The merchant shrank, and when he spoke again he did so quietly. “If not for Lyca, Sherylyn would be dead. Not for some river man.” He sent a final glare across the table at Gerrik and left, letting his own door slam shut behind him.
“Mr Straulk is still in grief. We all are. Don’t let him make you think you’re not welcome here.” Lyca said.
“Thank you,” said Hellyn. Her husband was silent.
“We have yet to decide,” Old Crewe wavered. “Do we stay, or do we go?”
There was a silence that seemed to last forever. The townsfolk had waited long enough to have council, and none of them had wanted the time to come. Even with what the riverfolk had brought, they would not have enough supplies for everyone to last out the winter. There was a chance that help would come, but many had little hope for Jamie and Mavis. A large portion considered them dead, including Mavis’ own father.
They had agreed without question – but with hesitation from the merchant – that Gerrik and his people would be welcome to stay, and with that agreement they knew there would come a dreaded crossroads. None had spoken aloud of it but finally feeble Old Crewe was the one to say it. Stay or go.
“It’s harsh to hear it so plainly.” Thom said, from Shenya’s side.
“True,” said the mapmaker, “but the answer is clear to me. We will not last the winter here.”
“Mavis and Jamie will bring help as soon as they reach Lhorrenhelm,” Lyca said.
“Given they survive,” said Maya. “And who’s to say the capitol will send help? From what I can tell, they’ve abandoned us.”
“What of Sherylyn?” Shenya asked the table. “If we take the journey she won’t make it. There’s no way she’s fit to travel, right Susan?”
Susan shook her head. “The beast’s claws are foul. Sherylyn’s cuts are festering now as bad as ever. And the fever… Helena says she can’t get it to stop.”
“She will have comfort on our sleds,” Gerrik said. “We can wrap her in furs and tend to her along the way. The rest of us will take turns sleeping and leading the moose.”
“And keeping watch,” added Hellyn.
“I’ll not sleep,” said Tiny, “not with this talk of raiders. I’d rather slip through the ice like a swile than be speared like one.”
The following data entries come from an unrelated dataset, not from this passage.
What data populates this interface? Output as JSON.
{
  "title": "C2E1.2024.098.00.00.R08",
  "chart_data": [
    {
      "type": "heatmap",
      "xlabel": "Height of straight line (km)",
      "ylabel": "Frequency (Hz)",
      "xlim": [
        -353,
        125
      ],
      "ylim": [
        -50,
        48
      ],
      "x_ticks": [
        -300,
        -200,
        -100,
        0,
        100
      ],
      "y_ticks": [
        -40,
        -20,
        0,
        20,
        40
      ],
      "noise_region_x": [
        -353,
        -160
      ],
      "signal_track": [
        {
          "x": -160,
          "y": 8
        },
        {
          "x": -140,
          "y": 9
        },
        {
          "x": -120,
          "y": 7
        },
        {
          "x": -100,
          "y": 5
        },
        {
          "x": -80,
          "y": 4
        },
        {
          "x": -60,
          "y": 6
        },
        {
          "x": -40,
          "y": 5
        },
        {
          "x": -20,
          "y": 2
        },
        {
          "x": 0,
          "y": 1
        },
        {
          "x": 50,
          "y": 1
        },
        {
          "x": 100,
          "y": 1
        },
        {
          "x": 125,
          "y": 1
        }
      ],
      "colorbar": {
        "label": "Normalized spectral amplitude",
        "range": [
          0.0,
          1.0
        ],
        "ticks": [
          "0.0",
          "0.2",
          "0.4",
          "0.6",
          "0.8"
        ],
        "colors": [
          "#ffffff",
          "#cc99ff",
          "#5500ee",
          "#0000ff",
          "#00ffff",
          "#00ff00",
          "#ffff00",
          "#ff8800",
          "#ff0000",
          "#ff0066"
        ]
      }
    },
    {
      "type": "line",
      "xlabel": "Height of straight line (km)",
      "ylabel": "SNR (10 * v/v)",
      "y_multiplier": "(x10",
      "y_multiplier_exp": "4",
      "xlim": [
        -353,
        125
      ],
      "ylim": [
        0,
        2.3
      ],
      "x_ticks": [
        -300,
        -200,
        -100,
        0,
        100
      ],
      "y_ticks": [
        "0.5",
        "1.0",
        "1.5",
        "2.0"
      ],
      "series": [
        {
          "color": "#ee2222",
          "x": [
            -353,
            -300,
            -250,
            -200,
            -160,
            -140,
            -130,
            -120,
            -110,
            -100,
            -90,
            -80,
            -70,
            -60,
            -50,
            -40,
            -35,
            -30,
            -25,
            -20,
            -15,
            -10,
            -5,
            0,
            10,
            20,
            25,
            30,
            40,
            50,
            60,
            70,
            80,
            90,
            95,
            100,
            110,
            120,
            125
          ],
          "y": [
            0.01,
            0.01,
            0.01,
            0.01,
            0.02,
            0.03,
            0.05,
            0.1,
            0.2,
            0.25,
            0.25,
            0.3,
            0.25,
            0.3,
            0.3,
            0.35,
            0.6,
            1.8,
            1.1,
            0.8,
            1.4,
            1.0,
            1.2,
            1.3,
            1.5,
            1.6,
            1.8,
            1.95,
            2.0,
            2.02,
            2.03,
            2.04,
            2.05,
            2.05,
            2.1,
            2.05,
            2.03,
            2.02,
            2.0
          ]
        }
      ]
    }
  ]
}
“Speak not of such things, child,” said Missus Bekka. Her husband and son had both drowned years ago, before Felicia came into her care. “Use your fear, don’t bend to it. We’ll all have enough of it to face soon.” Tiny said no word but nodded respectfully.
“Have we decided?” asked Maya, rising. “Shall we gather our things? I say Aye.”
“Aye,” said her husband. “Aye,” said Old Crewe, and Shenya and Thom. “Aye,” said Tiny, and Missus Bekka. Slowly, the room came to it’s decision, although Lyca thought that here and there she heard a “nay” from the crowd.
“Aye,” she said, and stood from her stool. She winced as the raw flesh around her wound tightened. I must be strong, she thought. We must all be strong. Like Geoffrey.